A proof of concept prototype was constructed using parts already in the department. These included three motorized screw mechanisms originally designed for a copier or laser printer, a reed relay, and integrated circuit packing material. Two screw mechanisms were used to move vertically, while the third provided horizontal motion. Imitating the finger touch can be done in several ways including using a selenoid to move conductive foam into contact with the screen surface. Instead a small piece of conductive foam was glued to braided copper wick typically used for desoldering. The copper wick was soldered to one contact of the reed relay while a length of wire attached to the other contact. Using a spacing block, height was adjusted such that the conductive foam was in constant contact with the touchscreen surface.

The tablet did not sense a touch unless the relay was activated, connecting the capacitance inherent in the length of wire. For this prototype, switches control power to the motors, making XY motion possible. Both momentary finger touch and finger drag can be imitated. This is illustrated below with the application Doodle Buddy shown on an Apple iPad.

While the prototype proved the concept, several problems were evident. Because the motorized screw mechanisms were built for a different purpose, the slip clutch only allowed movement under light loads. Also the simple motors did not have speed control to synchronize motion.

Parts just arrived to build a second prototype. This will use optical encoders, allowing microprocessor control of speed and position. While this prototype will again use lead screws, many other implementations are possible. One key design goal will be to minimize the visual obstruction of the tablet by the mechanism. It is possible to use clear fishing line as a belt drive to provide X/Y motion. Another possibility is to mount a mechanism at one of the tablet’s corners and have the touch area moved in a polar/radial motion, similar to Radar Mouse.

Microprocessor control of the motion will allow customization of scan rates for individual preferences, and also allows movement patterns to be customized to skip over certain areas of the screen for apps that do not require finger control of all parts. Newer versions of the Apple iOS have commands that respond to more than one finger moving horizontally or vertically, this would be possible to imitate using several pieces of conductive foam.

Please note that this technique will work on any capacitive touchscreen, such as Android devices, as well as mobile phones, and even some GPS units.

For simplicity, power for the prototype was provided from a wall transformer. It would be quite possible for future implementations to use batteries for greater portability.
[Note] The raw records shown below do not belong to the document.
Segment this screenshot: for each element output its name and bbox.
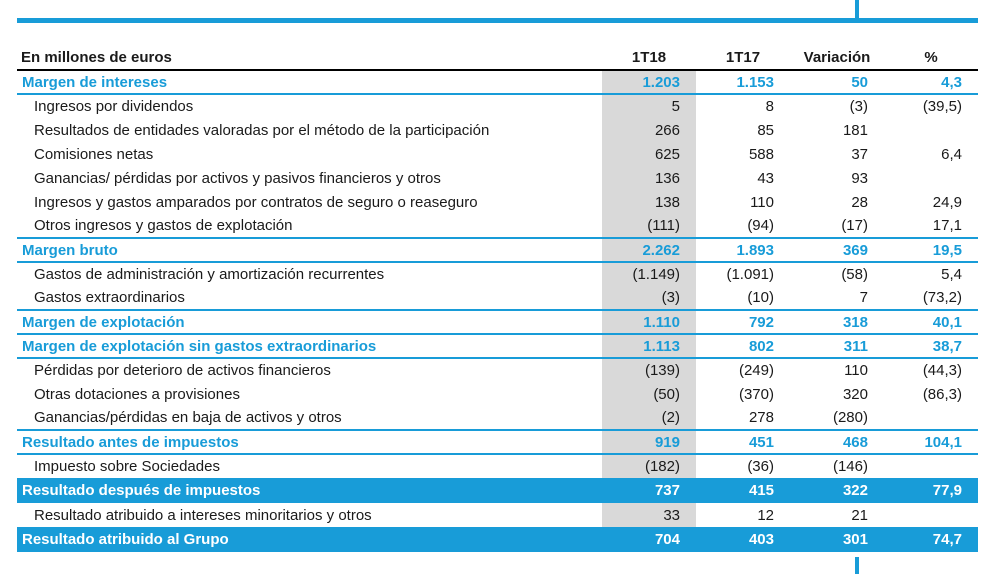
row-value: 38,7 bbox=[932, 337, 962, 355]
row-value: 1.893 bbox=[736, 241, 774, 259]
row-value: 802 bbox=[748, 337, 774, 355]
column-header-percent: % bbox=[924, 49, 938, 66]
row-label: Resultado atribuido al Grupo bbox=[17, 527, 602, 552]
row-value: (44,3) bbox=[922, 362, 962, 379]
row-value: (1.091) bbox=[726, 266, 774, 283]
row-label: Gastos de administración y amortización recurrentes bbox=[34, 266, 385, 283]
row-value: 301 bbox=[790, 527, 884, 552]
table-row bbox=[17, 478, 978, 503]
top-vertical-tick bbox=[855, 0, 859, 19]
bottom-vertical-tick bbox=[855, 557, 859, 574]
row-value: 21 bbox=[851, 506, 868, 524]
top-horizontal-rule bbox=[17, 18, 978, 23]
row-value: 919 bbox=[602, 430, 696, 454]
row-value bbox=[884, 406, 978, 430]
row-label: Ingresos y gastos amparados por contratos de seguro o reaseguro bbox=[34, 193, 478, 211]
table-row bbox=[17, 310, 978, 334]
row-value: 28 bbox=[851, 193, 868, 211]
row-value: (94) bbox=[747, 217, 774, 234]
row-label: Otros ingresos y gastos de explotación bbox=[34, 217, 293, 234]
table-row bbox=[17, 142, 978, 166]
column-header-1t18: 1T18 bbox=[631, 49, 667, 66]
row-value: 6,4 bbox=[941, 145, 962, 163]
table-row bbox=[17, 70, 978, 94]
table-row bbox=[17, 527, 978, 552]
row-value: 1.110 bbox=[602, 310, 696, 334]
row-value: 7 bbox=[859, 289, 868, 306]
row-value: 1.153 bbox=[736, 73, 774, 91]
row-value: (17) bbox=[841, 217, 868, 234]
row-value: 74,7 bbox=[884, 527, 978, 552]
row-value: 17,1 bbox=[932, 217, 962, 234]
row-value: 40,1 bbox=[932, 313, 962, 331]
row-value: 318 bbox=[842, 313, 868, 331]
row-value bbox=[884, 166, 978, 190]
row-value: (10) bbox=[747, 289, 774, 306]
table-row bbox=[17, 334, 978, 358]
row-value: (370) bbox=[738, 385, 774, 403]
row-value: (39,5) bbox=[922, 98, 962, 115]
row-value bbox=[884, 118, 978, 142]
row-value: 451 bbox=[748, 433, 774, 451]
row-label: Ingresos por dividendos bbox=[34, 98, 194, 115]
table-row bbox=[17, 166, 978, 190]
row-value: 1.203 bbox=[602, 70, 696, 94]
row-label: Otras dotaciones a provisiones bbox=[34, 385, 240, 403]
row-value: 320 bbox=[842, 385, 868, 403]
row-value: 468 bbox=[842, 433, 868, 451]
table-body bbox=[17, 70, 978, 552]
row-value: 278 bbox=[748, 409, 774, 426]
row-label: Margen bruto bbox=[22, 241, 118, 259]
row-value: (182) bbox=[602, 454, 696, 478]
row-label: Resultado después de impuestos bbox=[17, 478, 602, 503]
row-value: 704 bbox=[602, 527, 696, 552]
row-label: Margen de explotación sin gastos extraordinarios bbox=[22, 337, 377, 355]
row-value: 792 bbox=[748, 313, 774, 331]
row-value: 5,4 bbox=[941, 266, 962, 283]
row-value: 2.262 bbox=[602, 238, 696, 262]
table-row bbox=[17, 430, 978, 454]
row-value: 85 bbox=[757, 121, 774, 139]
column-header-variacion: Variación bbox=[803, 49, 871, 66]
row-label: Comisiones netas bbox=[34, 145, 154, 163]
row-label: Impuesto sobre Sociedades bbox=[34, 458, 220, 475]
row-label: Pérdidas por deterioro de activos financieros bbox=[34, 362, 331, 379]
row-value: 43 bbox=[757, 169, 774, 187]
row-label: Resultado antes de impuestos bbox=[22, 433, 239, 451]
row-value: (146) bbox=[832, 458, 868, 475]
table-row bbox=[17, 454, 978, 478]
table-header-row bbox=[17, 46, 978, 70]
row-label: Ganancias/pérdidas en baja de activos y otros bbox=[34, 409, 342, 426]
table-row bbox=[17, 94, 978, 118]
row-value: 77,9 bbox=[884, 478, 978, 503]
table-row bbox=[17, 262, 978, 286]
income-statement-table bbox=[17, 46, 978, 552]
row-value: 369 bbox=[842, 241, 868, 259]
row-value: 1.113 bbox=[602, 334, 696, 358]
row-value: (3) bbox=[602, 286, 696, 310]
row-value: (280) bbox=[832, 409, 868, 426]
unit-label: En millones de euros bbox=[21, 49, 172, 66]
row-value: 24,9 bbox=[932, 193, 962, 211]
row-value: 33 bbox=[602, 503, 696, 527]
row-value: (1.149) bbox=[602, 262, 696, 286]
row-value: 266 bbox=[602, 118, 696, 142]
row-value: 403 bbox=[696, 527, 790, 552]
row-value bbox=[884, 454, 978, 478]
row-value: 37 bbox=[851, 145, 868, 163]
row-value: 110 bbox=[750, 193, 774, 211]
row-value: 311 bbox=[843, 337, 868, 355]
row-label: Margen de explotación bbox=[22, 313, 185, 331]
row-value: 50 bbox=[851, 73, 868, 91]
table-row bbox=[17, 118, 978, 142]
row-value: 5 bbox=[602, 94, 696, 118]
table-row bbox=[17, 190, 978, 214]
row-value: 737 bbox=[602, 478, 696, 503]
row-value: (139) bbox=[602, 358, 696, 382]
row-value: (50) bbox=[602, 382, 696, 406]
row-value: 138 bbox=[602, 190, 696, 214]
row-value: 19,5 bbox=[932, 241, 962, 259]
row-value: 415 bbox=[696, 478, 790, 503]
row-label: Gastos extraordinarios bbox=[34, 289, 185, 306]
row-value: (73,2) bbox=[922, 289, 962, 306]
row-label: Resultados de entidades valoradas por el método de la participación bbox=[34, 121, 490, 139]
row-label: Margen de intereses bbox=[22, 73, 168, 91]
table-row bbox=[17, 503, 978, 527]
row-value: (2) bbox=[602, 406, 696, 430]
row-value: (58) bbox=[841, 266, 868, 283]
table-row bbox=[17, 238, 978, 262]
row-value: 110 bbox=[844, 362, 868, 379]
row-value bbox=[884, 503, 978, 527]
row-label: Resultado atribuido a intereses minoritarios y otros bbox=[34, 506, 372, 524]
row-value: 4,3 bbox=[941, 73, 962, 91]
row-value: 93 bbox=[851, 169, 868, 187]
row-value: 136 bbox=[602, 166, 696, 190]
table-row bbox=[17, 286, 978, 310]
row-label: Ganancias/ pérdidas por activos y pasivos financieros y otros bbox=[34, 169, 441, 187]
row-value: (3) bbox=[849, 98, 868, 115]
table-row bbox=[17, 358, 978, 382]
row-value: (36) bbox=[747, 458, 774, 475]
row-value: 104,1 bbox=[924, 433, 962, 451]
row-value: (86,3) bbox=[922, 385, 962, 403]
row-value: 8 bbox=[765, 98, 774, 115]
row-value: 625 bbox=[602, 142, 696, 166]
row-value: 12 bbox=[757, 506, 774, 524]
row-value: (249) bbox=[738, 362, 774, 379]
row-value: 181 bbox=[842, 121, 868, 139]
table-row bbox=[17, 214, 978, 238]
column-header-1t17: 1T17 bbox=[725, 49, 761, 66]
row-value: 322 bbox=[790, 478, 884, 503]
row-value: (111) bbox=[602, 214, 696, 238]
row-value: 588 bbox=[748, 145, 774, 163]
table-row bbox=[17, 382, 978, 406]
table-row bbox=[17, 406, 978, 430]
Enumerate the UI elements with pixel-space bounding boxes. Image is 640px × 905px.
While it is very hard to predict final cost of a product, which depends on a lot of factors such as number sold and features included, the electro mechanical complexity is similar to a flatbed scanner.

RESULTS

A concept to provide switch users full access to capacitive touchscreen devices was prototyped and successfully operated.

DISCUSSION

The current proof of concept is just a stepping stone on a path to provide improved access to touch screens by switch users. It could take two more prototypes to have any extensive user trials. It is also quite possible that Apple or other developers in the future are able to implement a solution that prevents hacking, piracy and provides full access by switch users, making this solution unnecessary.